The last time Texas signed a recruiting class this small was in 2005.
Current NFL players Colt McCoy, Jamaal Charles, Quan Cosby and Jermichael Finley were among the 15 players that signed with the Longhorns less than a month after they captured the program’s fourth national title.
That was then, this is now. Texas isn’t coming off a national title. It’s coming off a 9-4 season, having lost 16 games over the past three years. And there’s no McCoy in this year’s 15-member recruiting class. The only quarterback in the class, Tyrone Swoopes, completed just 42 percent of his passes for 1-9 Whitewright last year.
Five guys decommitted from Texas over the past eight months — exactly as many as committed to it during that span. But if you ask Longhorns head coach Mack Brown, his team is better off without them.
“I don’t want anybody here that doesn’t want to be here,” Brown said. “If you’re committed to us, be committed. If you look around, we’ll look around … You want people that want to be at your school. If someone backs out on you, you’ve got to look for somebody else. That’s what happens in this world.”
If you’re searching for what’s wrong with the Longhorns’ recruiting philosophy, you don’t have to look very long anymore. When Sealy receiver Ricky Seals-Jones, one of the nation’s best wideout prospects, decommitted from Texas in June, the Longhorns stopped going after him.
Texas A&M, which also picked up former Texas commit Daeshon Hall on Wednesday, ended up signing Seals-Jones.
“Texas is very, very picky,” rivals.com national recruiting analyst Mike Farrell said. “They dropped Ricky Seals-Jones. They stopped recruiting him. In past years, that wouldn’t be a concern. But now Texas A&M is the one in the Top 10 and Texas is outside of the Top 10 nationally I think that’s something you wouldn’t have seen a few years ago when Texas was a BCS title contender and things were going really good.”
Texas has let far too many highly touted players slip through its fingers because of misplaced pride and a harmful desire to take only those who are dying to come to the 40 Acres.

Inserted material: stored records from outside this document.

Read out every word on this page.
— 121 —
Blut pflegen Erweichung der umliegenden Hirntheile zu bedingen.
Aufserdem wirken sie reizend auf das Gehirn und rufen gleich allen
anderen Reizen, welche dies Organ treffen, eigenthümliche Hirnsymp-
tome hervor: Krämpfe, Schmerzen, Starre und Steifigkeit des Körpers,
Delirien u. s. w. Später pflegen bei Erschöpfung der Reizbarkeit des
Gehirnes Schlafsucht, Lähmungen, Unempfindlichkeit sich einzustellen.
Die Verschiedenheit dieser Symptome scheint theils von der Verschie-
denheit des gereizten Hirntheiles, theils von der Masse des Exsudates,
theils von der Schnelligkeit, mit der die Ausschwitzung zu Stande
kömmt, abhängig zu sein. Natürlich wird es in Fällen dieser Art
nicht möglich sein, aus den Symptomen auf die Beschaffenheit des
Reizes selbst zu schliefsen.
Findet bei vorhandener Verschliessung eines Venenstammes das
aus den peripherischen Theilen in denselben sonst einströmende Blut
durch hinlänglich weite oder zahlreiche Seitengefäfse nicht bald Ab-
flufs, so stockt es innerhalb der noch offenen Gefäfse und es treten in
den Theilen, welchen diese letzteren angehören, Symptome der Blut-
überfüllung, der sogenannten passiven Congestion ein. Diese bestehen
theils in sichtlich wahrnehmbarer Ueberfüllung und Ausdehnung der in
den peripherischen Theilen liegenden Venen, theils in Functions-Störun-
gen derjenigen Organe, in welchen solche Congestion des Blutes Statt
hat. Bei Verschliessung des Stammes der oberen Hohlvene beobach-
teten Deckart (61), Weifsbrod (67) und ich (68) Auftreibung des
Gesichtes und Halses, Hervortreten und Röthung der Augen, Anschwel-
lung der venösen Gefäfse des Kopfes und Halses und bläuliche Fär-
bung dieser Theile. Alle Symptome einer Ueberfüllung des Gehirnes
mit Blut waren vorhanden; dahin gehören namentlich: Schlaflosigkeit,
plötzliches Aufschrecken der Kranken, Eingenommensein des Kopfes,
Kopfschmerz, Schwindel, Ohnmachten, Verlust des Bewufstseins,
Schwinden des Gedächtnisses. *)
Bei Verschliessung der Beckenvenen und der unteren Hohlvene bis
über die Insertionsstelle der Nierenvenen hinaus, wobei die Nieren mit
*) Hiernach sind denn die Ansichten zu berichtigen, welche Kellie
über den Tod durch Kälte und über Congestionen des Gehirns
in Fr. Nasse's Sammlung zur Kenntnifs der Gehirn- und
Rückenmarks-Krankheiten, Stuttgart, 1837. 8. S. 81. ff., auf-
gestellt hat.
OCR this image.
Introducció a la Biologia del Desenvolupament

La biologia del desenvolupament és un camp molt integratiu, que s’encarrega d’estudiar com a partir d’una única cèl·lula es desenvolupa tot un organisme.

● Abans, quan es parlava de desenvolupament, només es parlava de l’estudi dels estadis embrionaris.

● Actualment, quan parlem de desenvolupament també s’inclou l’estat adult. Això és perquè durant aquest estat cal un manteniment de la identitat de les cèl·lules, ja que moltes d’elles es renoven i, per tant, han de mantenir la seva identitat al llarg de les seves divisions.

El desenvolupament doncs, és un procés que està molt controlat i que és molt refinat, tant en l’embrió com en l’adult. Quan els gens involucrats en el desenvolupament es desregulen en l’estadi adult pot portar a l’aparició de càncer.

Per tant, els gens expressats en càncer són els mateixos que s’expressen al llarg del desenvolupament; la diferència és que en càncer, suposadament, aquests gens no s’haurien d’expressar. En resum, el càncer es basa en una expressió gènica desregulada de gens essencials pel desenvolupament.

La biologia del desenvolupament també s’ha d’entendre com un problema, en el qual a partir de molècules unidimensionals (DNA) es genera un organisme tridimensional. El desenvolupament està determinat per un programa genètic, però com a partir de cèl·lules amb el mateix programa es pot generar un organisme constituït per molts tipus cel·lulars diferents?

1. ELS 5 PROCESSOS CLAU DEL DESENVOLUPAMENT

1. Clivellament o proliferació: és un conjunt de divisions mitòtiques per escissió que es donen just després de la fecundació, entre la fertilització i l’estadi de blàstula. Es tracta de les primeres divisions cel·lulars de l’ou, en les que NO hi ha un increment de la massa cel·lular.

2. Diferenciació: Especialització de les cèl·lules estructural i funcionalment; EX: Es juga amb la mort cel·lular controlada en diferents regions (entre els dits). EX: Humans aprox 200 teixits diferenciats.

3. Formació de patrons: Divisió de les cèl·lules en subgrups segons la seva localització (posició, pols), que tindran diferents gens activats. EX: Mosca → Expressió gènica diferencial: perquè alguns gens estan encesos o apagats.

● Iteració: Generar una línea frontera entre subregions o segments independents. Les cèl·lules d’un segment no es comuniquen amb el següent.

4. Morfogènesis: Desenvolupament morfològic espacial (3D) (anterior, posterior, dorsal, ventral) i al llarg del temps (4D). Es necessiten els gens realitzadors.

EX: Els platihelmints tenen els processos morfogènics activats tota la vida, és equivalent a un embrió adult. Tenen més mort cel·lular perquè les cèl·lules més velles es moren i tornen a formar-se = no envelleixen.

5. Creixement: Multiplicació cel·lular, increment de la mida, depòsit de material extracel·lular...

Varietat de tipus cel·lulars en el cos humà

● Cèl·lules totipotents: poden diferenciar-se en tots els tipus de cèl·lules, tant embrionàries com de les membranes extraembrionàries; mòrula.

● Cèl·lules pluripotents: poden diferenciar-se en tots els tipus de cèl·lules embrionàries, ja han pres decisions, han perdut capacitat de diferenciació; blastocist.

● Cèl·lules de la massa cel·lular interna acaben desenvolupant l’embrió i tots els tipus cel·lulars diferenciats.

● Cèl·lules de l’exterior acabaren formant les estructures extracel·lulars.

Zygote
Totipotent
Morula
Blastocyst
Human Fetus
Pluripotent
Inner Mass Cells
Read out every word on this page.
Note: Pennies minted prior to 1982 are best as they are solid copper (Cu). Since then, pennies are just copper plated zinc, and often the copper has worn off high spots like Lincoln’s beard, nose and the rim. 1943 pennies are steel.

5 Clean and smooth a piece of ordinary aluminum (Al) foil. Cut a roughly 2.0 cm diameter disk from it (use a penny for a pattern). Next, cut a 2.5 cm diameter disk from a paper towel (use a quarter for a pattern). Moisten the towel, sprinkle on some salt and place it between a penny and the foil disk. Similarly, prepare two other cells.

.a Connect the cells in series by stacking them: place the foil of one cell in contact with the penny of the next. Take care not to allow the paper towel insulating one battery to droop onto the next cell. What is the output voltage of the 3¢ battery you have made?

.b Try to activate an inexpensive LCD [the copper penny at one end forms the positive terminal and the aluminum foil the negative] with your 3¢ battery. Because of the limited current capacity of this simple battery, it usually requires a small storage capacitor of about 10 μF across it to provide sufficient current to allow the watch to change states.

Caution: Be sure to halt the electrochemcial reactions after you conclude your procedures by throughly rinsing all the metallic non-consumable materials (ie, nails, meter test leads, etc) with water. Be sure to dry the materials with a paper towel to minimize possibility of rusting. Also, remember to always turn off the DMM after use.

It’s why Belton tight end Durham Smythe, a former high school teammate of David Ash, decommitted from the Longhorns and signed with Notre Dame. It’s why Arlington Martin running back Kyle Hicks decommitted from Texas for TCU. It’s why Fort Worth Arlington Heights defensive tackle A’Shawn Robinson, a five-star prospect, according to rivals.com, decommitted from Texas and signed with Alabama on Wednesday, leaving the Longhorns without any defensive lineman in their 2013 recruiting class.
It’s why — if Brown doesn’t swallow his pride and start fighting for players that are “looking around” — it will be a while before Texas is nationally relevant again.